Responsive web design involves making your web application optimized to the screen of the device it is running on. In the past, most web applications would use user agent strings, which are sent by the user’s browser, to determine whether to display a mobile formatted version of the application, most often a completely reformatted and often cut down version.
Historically it was easier to differentiate between what is a mobile device and what is a desktop device, but we’re now in a situation where it’s no longer black and white: just a continuous scale between a small screen and a large one. Mobile phone tablets (phablets) such as the Samsung Galaxy 8 raise questions about what actually is a mobile device; it is a phone, but at 8 inches is also a high res tablet.

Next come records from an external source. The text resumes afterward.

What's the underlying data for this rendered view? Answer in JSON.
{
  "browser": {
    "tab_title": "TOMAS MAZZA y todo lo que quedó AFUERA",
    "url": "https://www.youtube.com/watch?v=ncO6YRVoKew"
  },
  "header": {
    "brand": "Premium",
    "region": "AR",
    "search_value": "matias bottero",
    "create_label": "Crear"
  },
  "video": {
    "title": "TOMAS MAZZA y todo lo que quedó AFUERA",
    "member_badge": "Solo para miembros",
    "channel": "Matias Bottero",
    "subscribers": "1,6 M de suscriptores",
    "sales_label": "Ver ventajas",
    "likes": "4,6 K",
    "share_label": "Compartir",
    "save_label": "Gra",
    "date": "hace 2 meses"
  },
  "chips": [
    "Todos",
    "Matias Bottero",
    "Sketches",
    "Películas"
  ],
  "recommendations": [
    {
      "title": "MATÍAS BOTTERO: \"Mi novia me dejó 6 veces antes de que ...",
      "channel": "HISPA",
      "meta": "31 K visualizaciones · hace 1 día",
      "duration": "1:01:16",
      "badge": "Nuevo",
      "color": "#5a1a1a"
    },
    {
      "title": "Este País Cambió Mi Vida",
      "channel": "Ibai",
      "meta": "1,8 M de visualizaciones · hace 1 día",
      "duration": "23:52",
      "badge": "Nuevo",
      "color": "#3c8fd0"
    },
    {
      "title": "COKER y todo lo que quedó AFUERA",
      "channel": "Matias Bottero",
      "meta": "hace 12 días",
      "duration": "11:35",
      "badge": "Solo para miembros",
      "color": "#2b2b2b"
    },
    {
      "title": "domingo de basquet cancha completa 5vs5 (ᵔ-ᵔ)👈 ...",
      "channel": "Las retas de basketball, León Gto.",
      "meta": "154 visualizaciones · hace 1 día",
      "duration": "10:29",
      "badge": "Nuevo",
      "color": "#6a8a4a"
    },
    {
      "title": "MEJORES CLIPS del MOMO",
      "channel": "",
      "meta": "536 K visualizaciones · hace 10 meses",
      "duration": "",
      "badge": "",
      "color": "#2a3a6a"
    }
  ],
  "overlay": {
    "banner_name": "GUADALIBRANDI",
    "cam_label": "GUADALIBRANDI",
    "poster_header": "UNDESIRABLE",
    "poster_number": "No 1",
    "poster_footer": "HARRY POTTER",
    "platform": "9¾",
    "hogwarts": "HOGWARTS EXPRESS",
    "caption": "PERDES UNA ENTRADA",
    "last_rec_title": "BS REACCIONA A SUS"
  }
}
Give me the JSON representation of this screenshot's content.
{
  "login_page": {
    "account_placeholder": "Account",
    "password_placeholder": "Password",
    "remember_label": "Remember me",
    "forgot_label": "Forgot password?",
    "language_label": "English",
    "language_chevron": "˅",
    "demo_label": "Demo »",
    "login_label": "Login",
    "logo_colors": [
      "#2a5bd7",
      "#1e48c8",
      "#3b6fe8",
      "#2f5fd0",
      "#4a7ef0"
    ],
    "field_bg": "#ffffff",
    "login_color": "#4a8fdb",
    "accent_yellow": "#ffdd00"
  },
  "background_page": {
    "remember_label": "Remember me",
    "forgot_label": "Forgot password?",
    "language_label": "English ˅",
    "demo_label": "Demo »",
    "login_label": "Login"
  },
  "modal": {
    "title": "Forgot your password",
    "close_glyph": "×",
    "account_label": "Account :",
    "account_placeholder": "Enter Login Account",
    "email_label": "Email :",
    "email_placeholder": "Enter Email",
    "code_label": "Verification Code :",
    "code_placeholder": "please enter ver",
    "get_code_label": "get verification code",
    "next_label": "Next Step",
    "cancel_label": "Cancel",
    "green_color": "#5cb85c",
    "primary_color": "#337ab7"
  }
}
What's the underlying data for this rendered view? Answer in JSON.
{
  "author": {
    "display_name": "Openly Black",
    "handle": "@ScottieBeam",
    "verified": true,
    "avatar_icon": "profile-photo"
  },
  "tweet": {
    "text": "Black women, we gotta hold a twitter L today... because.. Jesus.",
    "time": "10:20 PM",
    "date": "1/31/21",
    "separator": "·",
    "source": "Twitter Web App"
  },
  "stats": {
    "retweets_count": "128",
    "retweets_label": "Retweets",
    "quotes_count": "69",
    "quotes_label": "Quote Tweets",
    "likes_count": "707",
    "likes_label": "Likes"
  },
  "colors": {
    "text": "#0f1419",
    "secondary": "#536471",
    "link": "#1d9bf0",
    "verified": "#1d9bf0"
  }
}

Previously you would have had to make a decision about what version of your web app to show on a Galaxy 8 phablet – which would most probably have been the mobile optimized one: which isn’t ideal on such a high resolution screen.
With responsive web design, CSS3 media queries enable you to determine actual device width and dynamically provide a version of your web application appropriate to the device: whether it’s a 27″ iMac or a 3.5″ phone. For example, this blog is responsive: if you’re reading in a desktop browser, resize it down to a typical phone width and you will see what I mean.
Whilst at first it may appear to be more complicated to design a responsive web application, it is future proofing your web application against an ever increasing range of devices and screen sizes, and provides simplicity in not having to use user agent strings to determine to switch views. Most importantly, it provides the best user experience, now and in the future.